Dia de celebrar Sueli Carneiro

Hoje é dia de uma das mais importantes intelectuais brasileiras e estou grata por tê-la entre nós. Sueli Carneiro completa 70 anos, com uma trajetória de formulações e lutas fundamentais para compreendemos o Brasil e enfrentarmos os principais desafios do país.

Sueli Carneiro é uma filósofa, escritora e feminista negra brasileira, fundadora do Geledés – Instituto da Mulher Negra, uma das organizações de maior importância e intervenção epistêmica e política no país. Em seu doutorado, “A construção do outro como não ser como fundamento do ser”, desenvolveu o conceito de “dispositivo de racialidade”, operador da naturalização de papéis sociais, a partir dos conceitos de “dispositivo” e “biopoder” de Michel Foucault. Um dos seus textos mais emblemáticos, entre vários, é “Enegrecer o feminismo”, que questiona a universalização da categoria mulher na sociedade.

Em um encontro no qual a homenageamos, no ano passado, Sueli Carneiro disse a mim e a algumas companheiras negras que, durante algum tempo, se colocou a questão sobre a continuidade da luta feminista negra no país e que ficou imensamente animada quando viu a renovação acontecer. Ela nos perguntava “onde vocês estavam?”. Estamos aqui, Sueli, para te celebrar, para celebrar a memória de tantas intelectuais negras que já se foram e que ainda aqui estão, como Lélia González, Beatriz NascimentoLuiza Bairros, Lucia XavierJurema Werneck, Cida Bento, entre tantas outras mulheres negras que, se são base da pirâmide das desigualdades, são, também, fundamento das transformações radicais de que nosso país tanto necessita.

No final de 2018, a filósofa Djamila Ribeiro criou o ‘Selo Sueli Carneiro’, com o lançamento do livro “Escritos de uma vida”, que reúne artigos fundamentais para entendermos o Brasil formulados por Sueli Carneiro. Que alegria festejar as nossas quando ainda estão conosco! Muito me orgulha ser autora do livro “Encarceramento em massa”, título de uma coleção, a Feminismos Plurais, sob a curadoria editorial do selo que leva o nome de mente tão brilhante.

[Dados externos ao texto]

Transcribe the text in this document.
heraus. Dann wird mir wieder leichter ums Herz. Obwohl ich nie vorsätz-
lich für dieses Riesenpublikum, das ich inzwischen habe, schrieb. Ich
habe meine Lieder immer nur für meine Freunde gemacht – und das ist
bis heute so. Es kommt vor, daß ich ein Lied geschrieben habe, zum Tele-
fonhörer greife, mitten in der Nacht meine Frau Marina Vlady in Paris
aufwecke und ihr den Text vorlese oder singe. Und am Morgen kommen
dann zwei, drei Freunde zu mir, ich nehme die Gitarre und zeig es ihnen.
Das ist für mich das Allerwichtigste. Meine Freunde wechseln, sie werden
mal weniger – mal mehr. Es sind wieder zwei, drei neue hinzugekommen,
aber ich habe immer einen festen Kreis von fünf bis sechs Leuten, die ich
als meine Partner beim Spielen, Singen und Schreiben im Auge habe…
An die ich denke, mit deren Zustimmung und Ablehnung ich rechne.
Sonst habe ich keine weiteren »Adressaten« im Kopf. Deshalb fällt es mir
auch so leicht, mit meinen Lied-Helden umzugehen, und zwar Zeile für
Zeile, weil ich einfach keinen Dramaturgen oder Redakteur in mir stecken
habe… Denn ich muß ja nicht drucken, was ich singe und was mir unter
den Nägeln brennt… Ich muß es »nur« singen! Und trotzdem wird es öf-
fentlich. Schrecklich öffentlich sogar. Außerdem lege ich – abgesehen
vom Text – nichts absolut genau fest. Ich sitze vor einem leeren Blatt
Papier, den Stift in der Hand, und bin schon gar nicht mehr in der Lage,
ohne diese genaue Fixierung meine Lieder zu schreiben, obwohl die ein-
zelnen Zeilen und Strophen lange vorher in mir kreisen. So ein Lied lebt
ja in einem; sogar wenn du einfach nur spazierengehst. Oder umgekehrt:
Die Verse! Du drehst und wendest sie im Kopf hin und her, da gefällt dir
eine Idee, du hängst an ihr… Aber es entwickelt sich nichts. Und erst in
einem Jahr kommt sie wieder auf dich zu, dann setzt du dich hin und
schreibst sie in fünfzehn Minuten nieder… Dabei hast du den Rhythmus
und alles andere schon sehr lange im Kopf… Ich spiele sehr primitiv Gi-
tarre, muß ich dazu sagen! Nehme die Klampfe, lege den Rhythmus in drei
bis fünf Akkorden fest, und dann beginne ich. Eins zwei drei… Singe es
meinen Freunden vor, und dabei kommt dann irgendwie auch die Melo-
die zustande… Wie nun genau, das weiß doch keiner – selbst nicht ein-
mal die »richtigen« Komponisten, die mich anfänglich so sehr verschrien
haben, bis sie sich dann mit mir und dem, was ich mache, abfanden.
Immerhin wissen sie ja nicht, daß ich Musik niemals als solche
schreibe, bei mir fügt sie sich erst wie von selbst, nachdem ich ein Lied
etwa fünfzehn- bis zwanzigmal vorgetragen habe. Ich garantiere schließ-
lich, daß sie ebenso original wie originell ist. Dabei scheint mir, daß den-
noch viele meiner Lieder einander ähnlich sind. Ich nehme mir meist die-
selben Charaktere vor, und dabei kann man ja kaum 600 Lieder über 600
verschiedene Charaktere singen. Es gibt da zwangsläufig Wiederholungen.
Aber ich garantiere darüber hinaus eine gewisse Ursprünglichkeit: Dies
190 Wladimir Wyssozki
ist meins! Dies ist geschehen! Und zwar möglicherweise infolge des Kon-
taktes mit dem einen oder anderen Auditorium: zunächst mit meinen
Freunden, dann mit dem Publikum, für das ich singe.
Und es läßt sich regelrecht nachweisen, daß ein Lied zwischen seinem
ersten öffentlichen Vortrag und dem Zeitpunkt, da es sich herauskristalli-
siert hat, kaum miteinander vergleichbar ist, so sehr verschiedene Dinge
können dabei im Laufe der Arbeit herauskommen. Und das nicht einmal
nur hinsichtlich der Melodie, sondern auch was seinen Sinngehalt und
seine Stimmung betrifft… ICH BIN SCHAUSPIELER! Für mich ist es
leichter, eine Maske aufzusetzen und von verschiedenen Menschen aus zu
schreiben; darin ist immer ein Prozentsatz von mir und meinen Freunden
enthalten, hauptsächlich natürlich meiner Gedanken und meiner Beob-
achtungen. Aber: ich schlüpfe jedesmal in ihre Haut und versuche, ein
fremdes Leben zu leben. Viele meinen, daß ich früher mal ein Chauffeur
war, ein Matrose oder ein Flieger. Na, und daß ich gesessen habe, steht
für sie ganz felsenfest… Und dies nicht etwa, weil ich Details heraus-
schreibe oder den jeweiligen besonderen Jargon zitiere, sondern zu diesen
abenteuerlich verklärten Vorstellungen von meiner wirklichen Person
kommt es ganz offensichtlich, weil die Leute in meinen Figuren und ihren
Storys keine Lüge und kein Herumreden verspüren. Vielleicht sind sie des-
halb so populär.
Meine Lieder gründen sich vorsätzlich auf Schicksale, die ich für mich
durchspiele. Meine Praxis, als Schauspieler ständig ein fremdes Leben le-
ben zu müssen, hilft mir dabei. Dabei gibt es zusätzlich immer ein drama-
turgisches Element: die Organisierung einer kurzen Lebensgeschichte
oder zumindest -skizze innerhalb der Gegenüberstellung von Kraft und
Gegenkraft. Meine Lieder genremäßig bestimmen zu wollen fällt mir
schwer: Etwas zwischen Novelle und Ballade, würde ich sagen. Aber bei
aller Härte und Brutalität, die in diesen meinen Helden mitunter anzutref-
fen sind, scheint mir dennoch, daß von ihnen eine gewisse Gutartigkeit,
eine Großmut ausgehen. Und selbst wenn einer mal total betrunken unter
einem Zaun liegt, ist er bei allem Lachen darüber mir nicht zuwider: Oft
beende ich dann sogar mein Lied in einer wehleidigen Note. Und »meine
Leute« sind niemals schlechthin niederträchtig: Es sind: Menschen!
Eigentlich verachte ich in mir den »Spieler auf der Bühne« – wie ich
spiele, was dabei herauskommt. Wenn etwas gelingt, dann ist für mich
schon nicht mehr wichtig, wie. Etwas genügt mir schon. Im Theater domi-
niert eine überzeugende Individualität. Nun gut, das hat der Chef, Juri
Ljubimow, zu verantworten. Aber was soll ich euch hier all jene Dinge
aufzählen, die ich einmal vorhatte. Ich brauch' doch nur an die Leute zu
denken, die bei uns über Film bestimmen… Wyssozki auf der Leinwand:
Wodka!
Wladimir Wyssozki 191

‘Encarceramento em massa’, livro de Juliana Borges Divulgação/Divulgação

Sueli Carneiro também é pura generosidade e estabelece com a nossa geração um processo de troca ativa, de construção lado a lado, sendo assertiva quando necessário – não me esqueço jamais quando escrevi para uma revista de direitos humanos que teve Sueli Carneiro como curadora e do que senti quando meu texto retornou com caixas de comentário levando seu nome. Ela tinha me lido! – compartilhando e incentivando formulações e sendo explícita ao dizer que está passando o bastão. Veja, não é muito tranquilo receber essa tarefa de uma pessoa com a trajetória de Sueli Carneiro, mas ela diz, com sorriso no rosto, sempre que nos vê: “Eu estou passando o bastão. A tarefa é de vocês”. Após escutar isso, minha espinha sempre congela. Não por medo da tarefa, mas por compreender a responsabilidade dela. E a generosidade à qual me referi emerge nesse momento, já que essa “passagem de bastão” não é feita de modo negligente, pelo contrário. Sueli Carneiro sabe que isso é processo. Então, apresenta acúmulo, estimula a fala, escuta ativamente e retorna síntese. O processo de troca não é mera palavra jogada ao vento. A construção política e epistêmica é dialética, é dinâmica.

Ano passado, pude participar de encontro em sua homenagem na terra de Zumbi dos Palmares. A ida já me causava imensa ansiedade, seja porque iríamos tê-la conosco durante toda o encontro, seja porque vi, em meu ticket de viagem, que faríamos o trecho de ida e volta juntas. Não tive muito como esconder e contei do meu nervosismo sobre pegar avião. Em todo o trajeto até Maceió, Sueli me perguntava se estava tudo bem. Sem contar a experiência ímpar de conhecer o Quilombo de Palmares e andar sobre aquele solo descalças e juntas.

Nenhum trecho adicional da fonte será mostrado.